Quando arrivi in Italia sai già quanto devi pagare, bisogna solo decidere come guadagnare il denaro. La scelta è tua, sei tu che deicidi che lavoro vuoi fare, come e in quanto tempo vuoi pagare; alla persona che ti ha aiutato interessa solo che tu la paghi. È naturale che la prima cosa che ti capita tra le mani è la prostituzione, per trovare un altro lavoro ci vuole del tempo, se non hai conoscenze che ti aiutano a trovarlo. Sai che devi pagare il viaggio, devi mantenerti e avere un tetto, la prostituzione ti permette di guadagnare abbastanza per pagare tutto ciò, quindi lo fai. È una tua scelta, nessuno ti costringe a farla, vuoi liberarti del debito, vuoi vivere bene, vuoi avere soldi: così ti prostituisci. Ci sono quelle però che non ce la fanno proprio a vendersi, mai e poi mai lo farebbero, allora si fa qualcosa d’altro, può essere un lavoro "pulito", onesto oppure no, il rischio comunque è tuo.

 

Per finire, la più vulcanica delle due mi dice che lei si arrabbia sempre quando sente dire da sue compaesane che sono costrette a prostituirsi con la forza: non è vero! Forse non sei proprio libera finché non hai pagato il viaggio, ma poi, puoi andartene dove vuoi. Se rimani è una tua decisione, ti va bene così.
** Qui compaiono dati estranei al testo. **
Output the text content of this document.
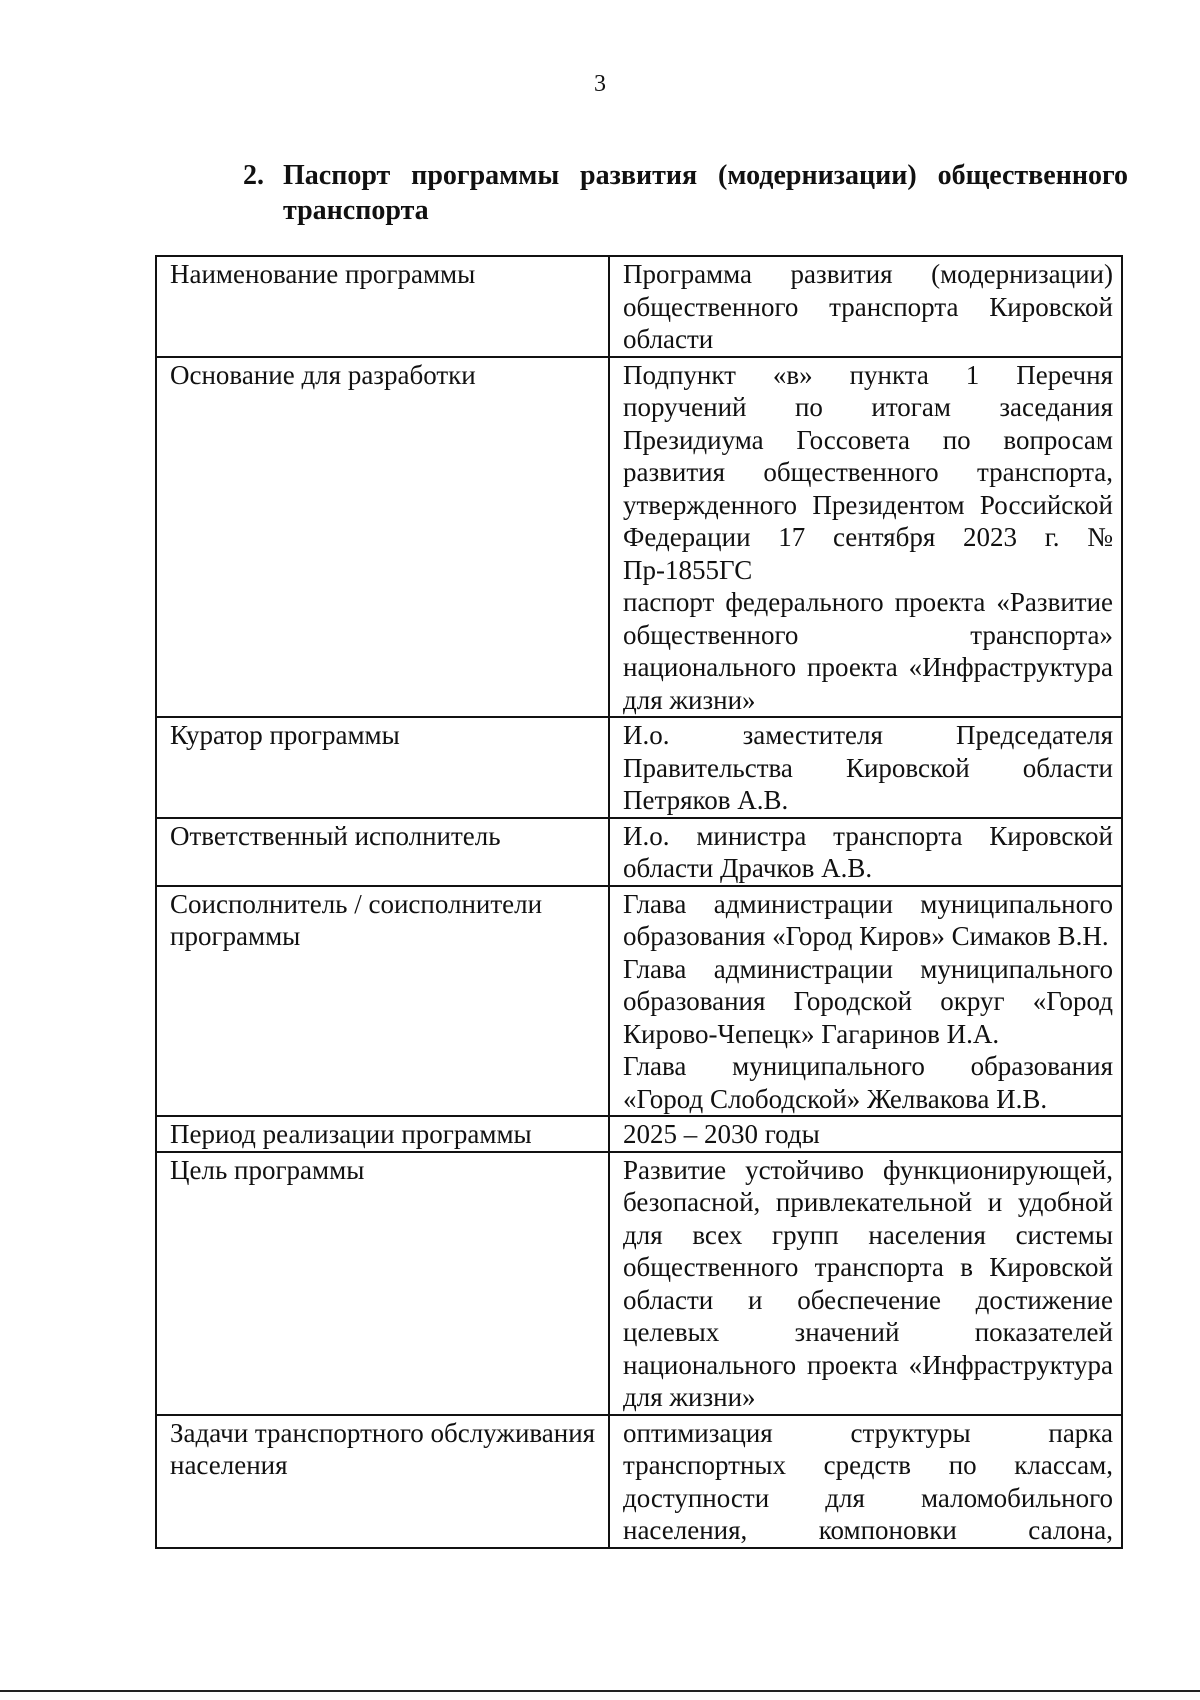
3
2. Паспорт программы развития (модернизации) общественного
транспорта
Наименование программы	Программа развития (модернизации) общественного транспорта Кировской области

Основание для разработки	Подпункт «в» пункта 1 Перечня поручений по итогам заседания Президиума Госсовета по вопросам развития общественного транспорта, утвержденного Президентом Российской Федерации 17 сентября 2023 г. № Пр-1855ГС

паспорт федерального проекта «Развитие общественного транспорта» национального проекта «Инфраструктура для жизни»

Куратор программы	И.о. заместителя Председателя Правительства Кировской области Петряков А.В.

Ответственный исполнитель	И.о. министра транспорта Кировской области Драчков А.В.

Соисполнитель / соисполнители программы	Глава администрации муниципального образования «Город Киров» Симаков В.Н.

Глава администрации муниципального образования Городской округ «Город Кирово-Чепецк» Гагаринов И.А.

Глава муниципального образования «Город Слободской» Желвакова И.В.

Период реализации программы	2025 – 2030 годы

Цель программы	Развитие устойчиво функционирующей, безопасной, привлекательной и удобной для всех групп населения системы общественного транспорта в Кировской области и обеспечение достижение целевых значений показателей национального проекта «Инфраструктура для жизни»

Задачи транспортного обслуживания населения	оптимизация структуры парка транспортных средств по классам, доступности для маломобильного населения, компоновки салона,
Se si aiuta una persona a venire in Italia, questa di solito non è costretta a dare né più né meno che il prezzo del viaggio. "Non siamo obbligate a fare niente che non vogliamo!".

Personalmente voglio aggiungere che non me la sento di giudicare le donne che si prostituiscono, che lo facciano volontariamente o meno, ma mi faccio solo una domanda: "Cosa farei io se volessi andare come loro in un paese straniero per vivere più decentemente e non trovassi in tempi brevi un lavoro dignitoso e onesto che mi dia da vivere?". Immediata mi viene la risposta che farei di tutto, tranne che prostituirmi. Ma è troppo facile rispondere così, tanto so che non mi trovo in quella situazione. Comunque fare di tutto può anche significare delinquere, con il rischio di "finire dentro", oppure lavorare 10 - 12 ore al giorno, e con quello che guadagni non riuscire ad andare molto più in là di come vivevi a casa tua. Allora forse bisogna capire queste donne, arrivano con un debito che devono saldare.